For now, however, Obama is postponing action on several difficult issues, knowing that Republicans are determined to deny him political victories a few months before their chance to oust him. He’s hardly the first to adopt that strategy.
Obama expressed a fundamental truth when he quietly told Russia’s president that he will have “more flexibility” to deal with the touchy issue of missile defense after the Nov. 6 election — if Obama wins, that is. The statement might have raised few eyebrows had Obama made it nonchalantly to a U.S. audience. Instead, it kicked up a fuss because Obama thought the microphones were off when he spoke with Dmitry Medvedev in South Korea, and because Obama seemed to take his re-election for granted.

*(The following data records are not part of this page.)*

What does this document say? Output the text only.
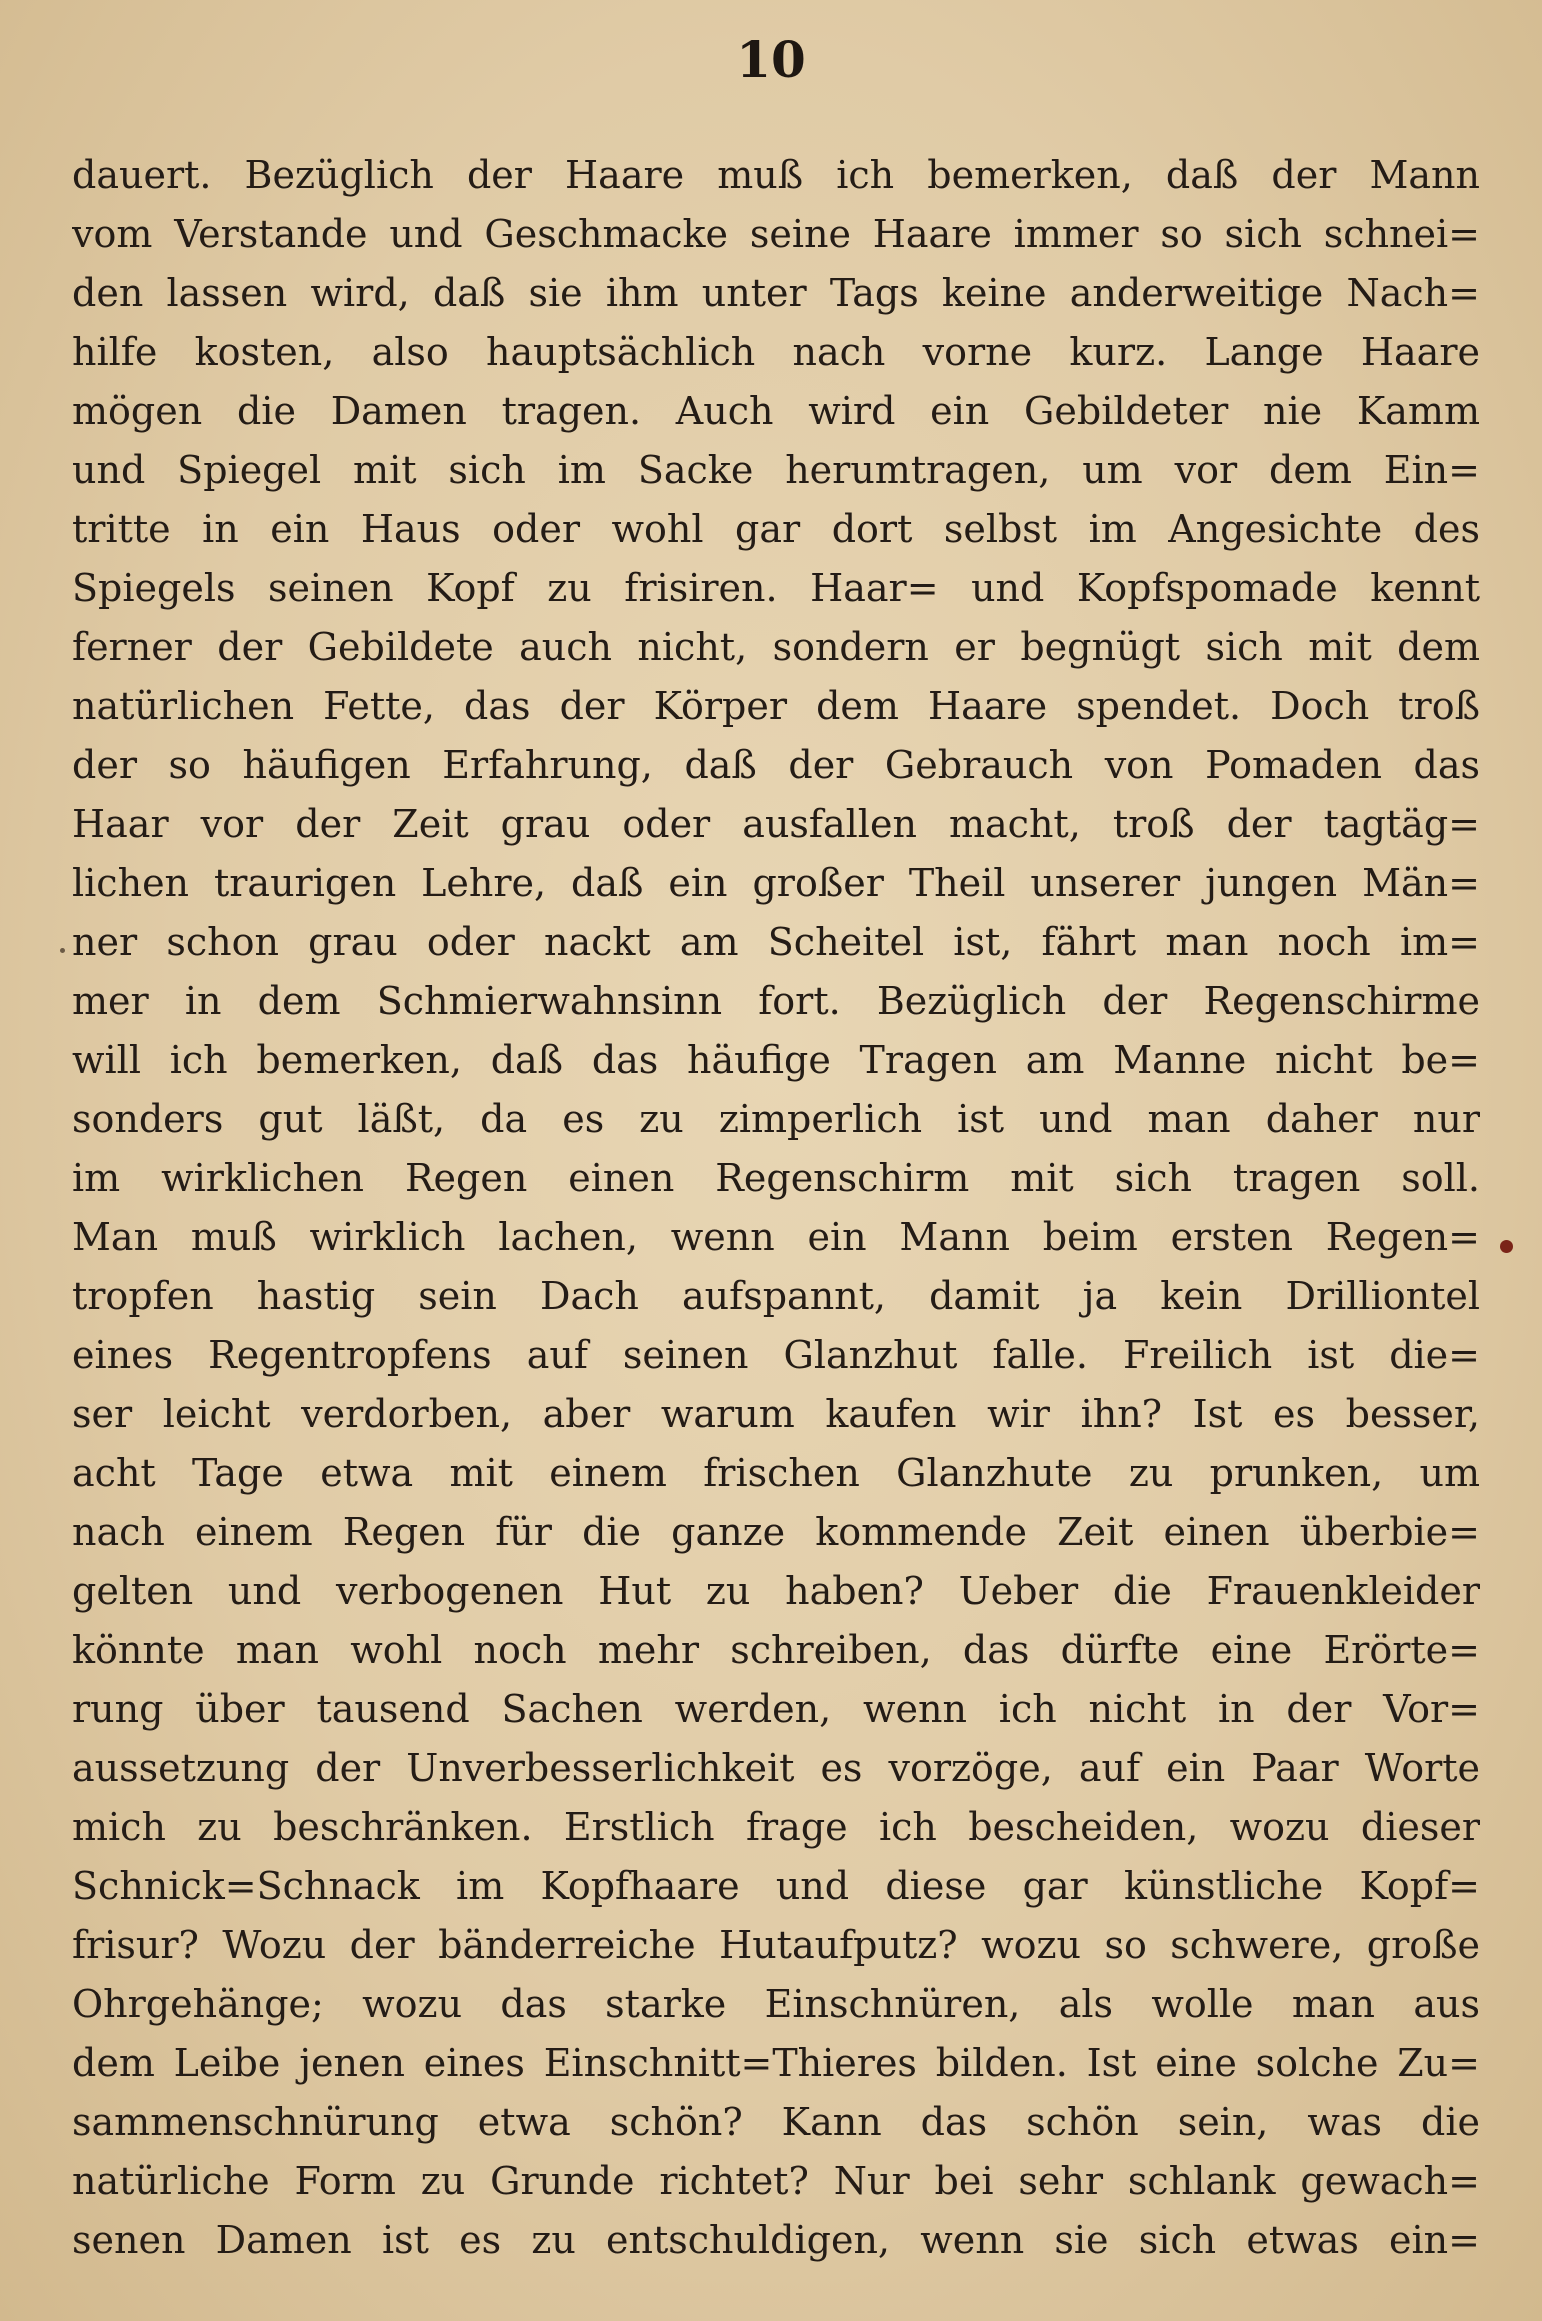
10
dauert. Bezüglich der Haare muß ich bemerken, daß der Mann
vom Verstande und Geschmacke seine Haare immer so sich schnei=
den lassen wird, daß sie ihm unter Tags keine anderweitige Nach=
hilfe kosten, also hauptsächlich nach vorne kurz. Lange Haare
mögen die Damen tragen. Auch wird ein Gebildeter nie Kamm
und Spiegel mit sich im Sacke herumtragen, um vor dem Ein=
tritte in ein Haus oder wohl gar dort selbst im Angesichte des
Spiegels seinen Kopf zu frisiren. Haar= und Kopfspomade kennt
ferner der Gebildete auch nicht, sondern er begnügt sich mit dem
natürlichen Fette, das der Körper dem Haare spendet. Doch troß
der so häufigen Erfahrung, daß der Gebrauch von Pomaden das
Haar vor der Zeit grau oder ausfallen macht, troß der tagtäg=
lichen traurigen Lehre, daß ein großer Theil unserer jungen Män=
ner schon grau oder nackt am Scheitel ist, fährt man noch im=
mer in dem Schmierwahnsinn fort. Bezüglich der Regenschirme
will ich bemerken, daß das häufige Tragen am Manne nicht be=
sonders gut läßt, da es zu zimperlich ist und man daher nur
im wirklichen Regen einen Regenschirm mit sich tragen soll.
Man muß wirklich lachen, wenn ein Mann beim ersten Regen=
tropfen hastig sein Dach aufspannt, damit ja kein Drilliontel
eines Regentropfens auf seinen Glanzhut falle. Freilich ist die=
ser leicht verdorben, aber warum kaufen wir ihn? Ist es besser,
acht Tage etwa mit einem frischen Glanzhute zu prunken, um
nach einem Regen für die ganze kommende Zeit einen überbie=
gelten und verbogenen Hut zu haben? Ueber die Frauenkleider
könnte man wohl noch mehr schreiben, das dürfte eine Erörte=
rung über tausend Sachen werden, wenn ich nicht in der Vor=
aussetzung der Unverbesserlichkeit es vorzöge, auf ein Paar Worte
mich zu beschränken. Erstlich frage ich bescheiden, wozu dieser
Schnick=Schnack im Kopfhaare und diese gar künstliche Kopf=
frisur? Wozu der bänderreiche Hutaufputz? wozu so schwere, große
Ohrgehänge; wozu das starke Einschnüren, als wolle man aus
dem Leibe jenen eines Einschnitt=Thieres bilden. Ist eine solche Zu=
sammenschnürung etwa schön? Kann das schön sein, was die
natürliche Form zu Grunde richtet? Nur bei sehr schlank gewach=
senen Damen ist es zu entschuldigen, wenn sie sich etwas ein=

Presidents traditionally ease their foot from the gas pedal in their fourth year, when re-election politics overshadow almost everything.
President Bill Clinton, a Democrat, played small-ball in 1996, proposing school uniforms and midnight basketball programs after previously tackling much tougher issues such as welfare cuts and targeted tax increases (successfully) and a major health care overhaul (unsuccessfully).
President George W. Bush, a Republican, talked vaguely of overhauling Social Security during his 2004 re-election campaign, and then found the public wasn’t ready for major changes after he won. Had he emphasized the proposed revisions during his campaign, Democrats’ cries of “privatization” might have tipped the close election to Massachusetts Sen. John Kerry.
“No president of either party has any flexibility whatsoever during a re-election year,” said Dan Schnur, a former GOP presidential aide who teaches political science at the University of Southern California.
“Your honeymoon is long gone,” he said. “Everything you do will be judged strictly in a political context. And anything you do that’s remotely unpopular could cost you the election.”
Obama has been blunt about election-year constraints. At a March 6 news conference, he acknowledged Hispanic supporters’ anger over his failure to achieve immigration changes, including paths to legal status for some illegal immigrants.
Obama, foreshadowing what he told Medvedev, said a presidential election can change the policy landscape.
“My hope is that, after this election, the Latino community will have sent a strong message that they want a bipartisan effort to pass comprehensive immigration reform,” he told reporters.